Bu sadece bağlılık da değil. Ben buna takıntı derim. Sürekli ulaşmaya çalıştığım bir hedef, birbiri ardına yalan söylüyor. Bütün bu olaydan sonra moralimi bozduğumu hissettim, sonunda lanet bir çocuk gibi ağlamaya başladım ve gidip tıraş makinesini eczaneden almaya mecbur hissettim. Yaptım. Bileğimi oldukça iyi dilimledim. Sonra, okul oyunundaki rolü alamayan aşırı dramatik şişman bir lise fıstığı gibi kendimi tamamen aptal hissettim. Geçmişte annemin kesme sorunum konusunda ne kadar üzüldüğünü ve endişelendiğini görmüştüm. Kelimenin tam anlamıyla onu travmatize etti. Kendimi tekrar kesmek için gerçekten bencil ve tamamen olgunlaşmamış hissediyorum. Keskin 'performanslarımın' ilk saldırısına tanık olduğunda annemin bakışlarını görmüştüm. Terör. Katıksız terör. Ve iğrenme. Ve onun iyiliği için hiç düşünmeden ya da endişelenmeden bu kadar kolay, özgürce kesime geri dönebildiğim gerçeği, ona vermeyeceğime söz verdikten sonra bile, kendimi bir velet gibi hissettirdi. Bencil, tamamen histrionik, şımarık küçük bir velet ve midemdeki çukurları hasta ediyor. Ailem benim için HER ŞEYİ yapıyor. HER ŞEY. Ve bana daha iyi bir yaşam sunma çabalarına karşılık bile veremem gerçeği, kendimle ve başkaları tarafından nasıl algılandığımla ilgili çok endişeliyim, kelimenin tam anlamıyla gerçekten acıklı. Ve bu benim vahyim için itici güçtü. Lanet kafamdan ve kalbimden hastayım. Değişebileceğime inanmak istiyorum ama bunu nasıl yapacağımı tam olarak bilmiyorum. Kendi eşyalarımın inşasına o kadar karışmış durumdayım ki nereden başlayacağımı bile bilmiyorum. Rock'çılarından uzak bir kız için bir tavsiyen var mı?

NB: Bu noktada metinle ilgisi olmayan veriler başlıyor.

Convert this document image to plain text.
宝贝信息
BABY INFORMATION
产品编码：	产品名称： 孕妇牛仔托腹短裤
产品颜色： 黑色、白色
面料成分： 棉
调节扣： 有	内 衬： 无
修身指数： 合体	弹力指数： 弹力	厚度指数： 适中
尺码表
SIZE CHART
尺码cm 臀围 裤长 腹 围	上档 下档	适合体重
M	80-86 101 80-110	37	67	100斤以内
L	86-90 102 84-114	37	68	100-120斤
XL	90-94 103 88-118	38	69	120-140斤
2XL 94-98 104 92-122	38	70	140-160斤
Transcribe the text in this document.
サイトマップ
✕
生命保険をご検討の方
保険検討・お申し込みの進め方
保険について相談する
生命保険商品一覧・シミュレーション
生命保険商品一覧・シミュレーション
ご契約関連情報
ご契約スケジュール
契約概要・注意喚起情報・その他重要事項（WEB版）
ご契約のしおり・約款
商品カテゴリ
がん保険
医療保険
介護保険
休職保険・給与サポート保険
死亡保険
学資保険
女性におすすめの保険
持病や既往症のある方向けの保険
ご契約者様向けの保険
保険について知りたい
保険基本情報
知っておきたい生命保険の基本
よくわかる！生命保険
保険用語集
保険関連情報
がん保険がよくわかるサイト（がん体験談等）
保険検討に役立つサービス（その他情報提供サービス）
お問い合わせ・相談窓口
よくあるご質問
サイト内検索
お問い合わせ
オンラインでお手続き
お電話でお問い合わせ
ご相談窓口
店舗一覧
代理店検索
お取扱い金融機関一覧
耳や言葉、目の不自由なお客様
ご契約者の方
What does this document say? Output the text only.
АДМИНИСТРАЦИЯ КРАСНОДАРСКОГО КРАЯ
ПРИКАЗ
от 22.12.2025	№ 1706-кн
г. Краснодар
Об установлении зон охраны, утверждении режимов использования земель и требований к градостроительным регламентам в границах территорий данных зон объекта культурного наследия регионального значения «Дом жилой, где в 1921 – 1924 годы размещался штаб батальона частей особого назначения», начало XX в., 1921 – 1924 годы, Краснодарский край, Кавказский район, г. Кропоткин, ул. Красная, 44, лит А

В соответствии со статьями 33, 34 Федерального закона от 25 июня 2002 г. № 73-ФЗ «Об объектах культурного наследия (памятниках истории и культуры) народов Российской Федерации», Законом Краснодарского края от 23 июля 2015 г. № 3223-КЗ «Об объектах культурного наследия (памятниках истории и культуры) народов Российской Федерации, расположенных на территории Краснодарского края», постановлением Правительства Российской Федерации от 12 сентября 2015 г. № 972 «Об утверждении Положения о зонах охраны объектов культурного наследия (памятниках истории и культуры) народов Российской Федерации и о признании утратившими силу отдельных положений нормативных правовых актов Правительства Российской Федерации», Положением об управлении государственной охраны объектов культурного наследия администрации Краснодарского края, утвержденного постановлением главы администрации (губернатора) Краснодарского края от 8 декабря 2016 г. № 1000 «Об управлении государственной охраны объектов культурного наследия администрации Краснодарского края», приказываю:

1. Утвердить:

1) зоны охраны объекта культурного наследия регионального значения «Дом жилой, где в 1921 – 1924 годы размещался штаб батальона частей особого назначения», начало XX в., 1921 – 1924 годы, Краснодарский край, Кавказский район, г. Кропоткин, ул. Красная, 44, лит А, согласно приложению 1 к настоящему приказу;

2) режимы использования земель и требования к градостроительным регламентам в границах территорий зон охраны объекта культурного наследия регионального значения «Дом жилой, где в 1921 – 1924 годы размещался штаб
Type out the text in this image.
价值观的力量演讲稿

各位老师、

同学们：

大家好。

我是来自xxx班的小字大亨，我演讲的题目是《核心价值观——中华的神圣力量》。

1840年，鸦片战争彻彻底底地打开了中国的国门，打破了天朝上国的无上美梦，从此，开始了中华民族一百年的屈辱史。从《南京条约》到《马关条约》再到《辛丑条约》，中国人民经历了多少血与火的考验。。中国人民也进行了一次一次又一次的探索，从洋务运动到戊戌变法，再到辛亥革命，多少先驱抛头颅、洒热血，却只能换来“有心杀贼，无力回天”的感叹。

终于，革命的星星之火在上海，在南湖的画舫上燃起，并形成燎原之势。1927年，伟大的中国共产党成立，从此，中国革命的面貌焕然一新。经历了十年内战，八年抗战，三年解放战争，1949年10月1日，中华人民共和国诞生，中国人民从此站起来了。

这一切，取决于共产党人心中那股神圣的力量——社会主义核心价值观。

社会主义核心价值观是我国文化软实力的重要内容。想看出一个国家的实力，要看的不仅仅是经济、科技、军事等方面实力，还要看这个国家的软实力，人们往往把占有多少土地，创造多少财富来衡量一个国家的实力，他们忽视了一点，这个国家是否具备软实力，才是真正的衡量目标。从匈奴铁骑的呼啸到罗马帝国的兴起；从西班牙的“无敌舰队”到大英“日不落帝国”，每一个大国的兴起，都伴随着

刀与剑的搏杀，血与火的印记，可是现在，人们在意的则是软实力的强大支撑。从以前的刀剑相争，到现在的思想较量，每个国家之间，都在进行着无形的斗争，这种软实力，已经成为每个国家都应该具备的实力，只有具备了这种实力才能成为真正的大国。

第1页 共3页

Dr.Marie Hartwell-Walker tarafından 2019-05-30 tarihinde cevaplandı

A.

Evet. Aslında ben yaparım. Senin bir sosyopat olduğunu düşünmüyorum. Bunun için kendine çok kızgınsın. Bence ciddi bir sıkıntı içindesin ve ciddi bir yardıma ihtiyacın var. Bunu da biliyorsun. Öyleyse şimdi işin zor kısmı geliyor: Kendinizle ilgili ayrıntılı, anlayışlı mektubu yazdıktan sonra, ihtiyacınız olan yardımı aramaya ve kabul etmeye hazır mısınız?

Düşük benlik saygınız ve ergenlik çağındaki korkularınızla başa çıkmak için geliştirdiğiniz yöntemler artık işinize yaramıyor. Aslında hiç yapmadılar. Yararlı olduğu kanıtlanmış bir şeyi denemenin zamanı geldi. Nitelikli bir psikolog tarafından kapsamlı bir değerlendirme almanız ve bulgularına dayalı bir tedavi planı hakkında konuşmanız gerekir. Mektubunu yanına al. Sorunlarınıza etkili bir genel bakış sağlayacaktır.

Terapinin sizin için olduğunu unutmayın. Yalanlar terapisti etkileyebilir ama bu sizi nereye götürür? Terapisti yargılamak veya baştan çıkarmaya çalışmak da sizi hiçbir yere götürmez. Lütfen dramayı atlayacak ve terapiden en iyi şekilde yararlanacak kadar bencil olun. İyi terapinin sağladığı ilgi ve desteği kabul etmek, daha tatmin edici bir yaşam sürmenize yardımcı olabilir. Göreyim seni.

Umarım iyisindir.
Dr. Marie

Bu makale, ilk olarak 23 Aralık 2009'da burada yayınlanan orijinal versiyondan güncellenmiştir.